Just recently, a friend of mine mentioned about her cat suffering from pancreatitis. When she mentioned that, I remembered some time ago about a television show talking about common diseases that can affect both animals and humans. And one of them is pancreatitis.
The number of cats suffering from pancreatitis seems to be on the rise as evidenced by the increasing number of diagnosed cases. It is estimated that around 40 to 70 percent of deaths in cats indicate pancreatitis as a causative factor. But some of these cats suffered pancreatic injury or damage due to other disease aside from pancreatitis.
Although not as common as mange in cats, pancreatitis in cats also affect a significant number of cats worldwide. This condition is characterized by the inflammation in the pancreas which is an organ that plays a vital role in digestion and insulin production. Acute of chronic pancreatitis may affect cats regardless of breed, sex or age. Mild to severe symptoms may also just appear suddenly. These symptoms include lethargy, fever, dehydration and weight loss. You may also notice your cat’s sclera and skin turning yellowish. Some cats may also experience vomiting and difficulty in breathing. And even more serious if your cat did not have any food intake for several days. It can increase its risk of accumulation of fats in the liver resulting to lipidosis which can be fatal.
According to the television show, the causes of feline pancreatitis are not yet well understood. Based on some research, there seems to be a connection between inflammatory bowel disease and pancreatitis. Some scientists also say that this disease may be associated with obesity, high intake of fats or physical trauma in the pancreas. Certain health conditions such as diabetes mellitus, inflammation of the intestine or liver, and kidney problems may also lead to pancreatitis. The same is true with exposure to chemical toxins and intake of certain drugs.
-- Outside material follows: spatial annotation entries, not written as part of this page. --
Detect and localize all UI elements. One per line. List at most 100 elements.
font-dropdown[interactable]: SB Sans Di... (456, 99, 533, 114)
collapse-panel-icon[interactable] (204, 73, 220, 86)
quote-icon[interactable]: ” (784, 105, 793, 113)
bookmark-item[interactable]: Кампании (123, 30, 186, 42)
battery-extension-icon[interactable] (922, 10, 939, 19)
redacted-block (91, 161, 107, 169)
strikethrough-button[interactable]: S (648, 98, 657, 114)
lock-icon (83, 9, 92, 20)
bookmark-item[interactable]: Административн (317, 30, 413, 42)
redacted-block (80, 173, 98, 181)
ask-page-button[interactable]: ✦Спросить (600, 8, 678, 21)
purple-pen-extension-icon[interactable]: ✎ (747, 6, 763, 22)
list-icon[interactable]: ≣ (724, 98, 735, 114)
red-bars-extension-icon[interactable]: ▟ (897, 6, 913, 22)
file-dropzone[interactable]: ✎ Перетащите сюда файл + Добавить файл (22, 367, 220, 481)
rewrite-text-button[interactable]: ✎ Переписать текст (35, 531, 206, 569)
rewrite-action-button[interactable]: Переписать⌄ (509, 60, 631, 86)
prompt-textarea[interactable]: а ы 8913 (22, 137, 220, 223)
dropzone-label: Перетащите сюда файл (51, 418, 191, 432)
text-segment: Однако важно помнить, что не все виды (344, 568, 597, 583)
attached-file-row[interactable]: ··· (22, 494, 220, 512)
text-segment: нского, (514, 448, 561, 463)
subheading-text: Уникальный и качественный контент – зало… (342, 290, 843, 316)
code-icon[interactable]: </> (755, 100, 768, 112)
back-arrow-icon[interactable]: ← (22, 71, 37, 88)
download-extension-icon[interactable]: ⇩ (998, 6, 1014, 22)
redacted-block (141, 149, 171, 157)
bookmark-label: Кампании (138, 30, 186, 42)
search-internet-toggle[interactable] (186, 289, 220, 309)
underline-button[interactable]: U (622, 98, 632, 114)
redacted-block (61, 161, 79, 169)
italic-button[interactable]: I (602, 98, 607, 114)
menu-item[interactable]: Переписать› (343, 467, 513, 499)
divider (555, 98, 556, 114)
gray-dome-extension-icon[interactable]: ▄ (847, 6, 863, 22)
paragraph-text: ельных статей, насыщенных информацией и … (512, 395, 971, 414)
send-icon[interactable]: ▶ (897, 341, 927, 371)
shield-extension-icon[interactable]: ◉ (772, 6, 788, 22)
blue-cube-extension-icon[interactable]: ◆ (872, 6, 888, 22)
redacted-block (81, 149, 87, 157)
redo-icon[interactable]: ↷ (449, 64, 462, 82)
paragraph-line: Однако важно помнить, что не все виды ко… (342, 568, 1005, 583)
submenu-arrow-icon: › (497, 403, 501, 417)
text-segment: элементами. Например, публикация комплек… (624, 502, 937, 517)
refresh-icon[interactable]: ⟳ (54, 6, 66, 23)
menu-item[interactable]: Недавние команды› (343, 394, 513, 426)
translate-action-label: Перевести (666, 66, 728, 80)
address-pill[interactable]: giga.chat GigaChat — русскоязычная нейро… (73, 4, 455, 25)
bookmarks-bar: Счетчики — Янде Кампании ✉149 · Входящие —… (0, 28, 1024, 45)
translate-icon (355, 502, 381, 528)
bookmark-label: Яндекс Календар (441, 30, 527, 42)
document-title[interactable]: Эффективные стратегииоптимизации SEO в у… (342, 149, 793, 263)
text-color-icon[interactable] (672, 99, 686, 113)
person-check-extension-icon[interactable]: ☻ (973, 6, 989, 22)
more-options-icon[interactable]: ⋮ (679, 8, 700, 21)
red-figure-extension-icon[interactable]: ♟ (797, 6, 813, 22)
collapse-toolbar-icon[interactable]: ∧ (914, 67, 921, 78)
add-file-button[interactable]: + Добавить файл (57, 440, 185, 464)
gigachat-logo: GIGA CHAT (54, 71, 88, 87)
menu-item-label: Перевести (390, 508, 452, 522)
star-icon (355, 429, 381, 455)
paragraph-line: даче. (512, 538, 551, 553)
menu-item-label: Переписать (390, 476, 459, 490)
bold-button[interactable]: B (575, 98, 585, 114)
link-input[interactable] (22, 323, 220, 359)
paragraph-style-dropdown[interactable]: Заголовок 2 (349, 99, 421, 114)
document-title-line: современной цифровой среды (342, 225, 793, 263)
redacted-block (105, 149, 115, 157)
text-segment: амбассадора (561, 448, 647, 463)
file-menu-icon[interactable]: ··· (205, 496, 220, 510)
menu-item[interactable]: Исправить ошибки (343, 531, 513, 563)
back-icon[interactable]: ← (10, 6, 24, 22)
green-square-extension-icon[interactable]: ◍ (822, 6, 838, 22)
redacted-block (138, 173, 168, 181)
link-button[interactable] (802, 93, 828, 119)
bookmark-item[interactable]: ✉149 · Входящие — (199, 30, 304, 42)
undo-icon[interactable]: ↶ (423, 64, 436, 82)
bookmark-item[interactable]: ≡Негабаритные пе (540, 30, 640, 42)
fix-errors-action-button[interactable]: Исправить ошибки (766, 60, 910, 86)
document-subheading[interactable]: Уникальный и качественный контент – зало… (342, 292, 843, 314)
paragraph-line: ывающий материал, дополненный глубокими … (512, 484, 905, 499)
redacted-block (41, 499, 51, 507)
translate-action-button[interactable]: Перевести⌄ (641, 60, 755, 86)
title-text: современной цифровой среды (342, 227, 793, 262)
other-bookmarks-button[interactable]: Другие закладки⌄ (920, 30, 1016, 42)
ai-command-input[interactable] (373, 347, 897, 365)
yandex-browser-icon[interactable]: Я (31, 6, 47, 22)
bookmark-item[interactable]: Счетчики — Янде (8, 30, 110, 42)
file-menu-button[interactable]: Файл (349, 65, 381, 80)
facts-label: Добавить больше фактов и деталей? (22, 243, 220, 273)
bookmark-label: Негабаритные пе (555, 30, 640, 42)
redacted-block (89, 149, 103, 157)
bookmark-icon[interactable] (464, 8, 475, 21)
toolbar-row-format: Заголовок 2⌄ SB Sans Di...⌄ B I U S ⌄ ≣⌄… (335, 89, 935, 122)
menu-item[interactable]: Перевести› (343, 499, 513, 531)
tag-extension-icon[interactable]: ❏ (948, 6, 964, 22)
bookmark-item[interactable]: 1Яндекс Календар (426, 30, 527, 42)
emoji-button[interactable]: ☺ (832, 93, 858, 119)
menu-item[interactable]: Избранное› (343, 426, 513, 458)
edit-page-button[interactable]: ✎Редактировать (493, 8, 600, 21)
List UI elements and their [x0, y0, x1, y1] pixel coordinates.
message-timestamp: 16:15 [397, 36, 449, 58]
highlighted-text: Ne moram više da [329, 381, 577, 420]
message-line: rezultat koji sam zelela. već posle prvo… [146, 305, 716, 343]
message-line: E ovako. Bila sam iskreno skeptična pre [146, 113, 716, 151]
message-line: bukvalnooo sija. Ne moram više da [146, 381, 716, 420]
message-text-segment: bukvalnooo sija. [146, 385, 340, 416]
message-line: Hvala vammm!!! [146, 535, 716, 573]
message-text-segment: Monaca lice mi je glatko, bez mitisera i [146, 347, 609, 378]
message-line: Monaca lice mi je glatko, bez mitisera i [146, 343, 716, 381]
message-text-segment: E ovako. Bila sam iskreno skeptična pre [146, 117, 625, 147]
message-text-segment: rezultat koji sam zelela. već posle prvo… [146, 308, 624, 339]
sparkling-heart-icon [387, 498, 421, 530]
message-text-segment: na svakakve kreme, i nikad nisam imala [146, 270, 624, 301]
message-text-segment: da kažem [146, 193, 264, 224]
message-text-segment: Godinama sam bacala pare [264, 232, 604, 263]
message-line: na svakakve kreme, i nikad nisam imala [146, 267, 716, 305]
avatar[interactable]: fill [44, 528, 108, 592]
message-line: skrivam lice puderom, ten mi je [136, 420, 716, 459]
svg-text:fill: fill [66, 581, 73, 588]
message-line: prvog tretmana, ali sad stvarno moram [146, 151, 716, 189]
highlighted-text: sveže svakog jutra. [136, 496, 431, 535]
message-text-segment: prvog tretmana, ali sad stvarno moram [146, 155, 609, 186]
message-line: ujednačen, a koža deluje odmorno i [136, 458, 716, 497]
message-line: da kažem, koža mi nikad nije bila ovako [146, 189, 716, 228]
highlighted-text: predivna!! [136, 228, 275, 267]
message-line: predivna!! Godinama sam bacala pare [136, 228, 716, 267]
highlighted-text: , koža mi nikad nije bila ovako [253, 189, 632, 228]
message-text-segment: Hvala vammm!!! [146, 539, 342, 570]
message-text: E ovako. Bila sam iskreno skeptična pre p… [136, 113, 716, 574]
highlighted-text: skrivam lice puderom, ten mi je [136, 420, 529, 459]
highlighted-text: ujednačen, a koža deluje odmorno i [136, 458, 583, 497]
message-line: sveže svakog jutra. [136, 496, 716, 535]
There is no known ways yet on how to help cats avoid or prevent pancreatitis. And the prognosis for cats who suffer from pancreatitis largely depends on the severity of the symptoms. In the past, there has been difficulty in diagnosing and treating this disease. But as more and more veterinarians become knowledgeable about this condition and also with the help of modern diagnostic equipment, many cats with this condition are now properly diagnosed and treated and have completely recovered.
Veterinarians normally diagnose feline pancreatitis through blood tests. Once diagnosed, the animal is required to be hospitalized and remain in the facility until another set of blood tests will confirm that the pancreatic enzyme values of the animal are already normal. Unfortunately, even after complete recovery, this condition may recur in the future time. So, pet owners should always be on the watch for the symptoms of this disease.
Pancreatitis is a serious health condition which could affect your cat. If your cat manifests any of its symptoms, it would be good to see your veterinarian to detect the real condition of your pet. Pancreatitis could be fatal if not diagnosed as early as possible and given immediate treatment.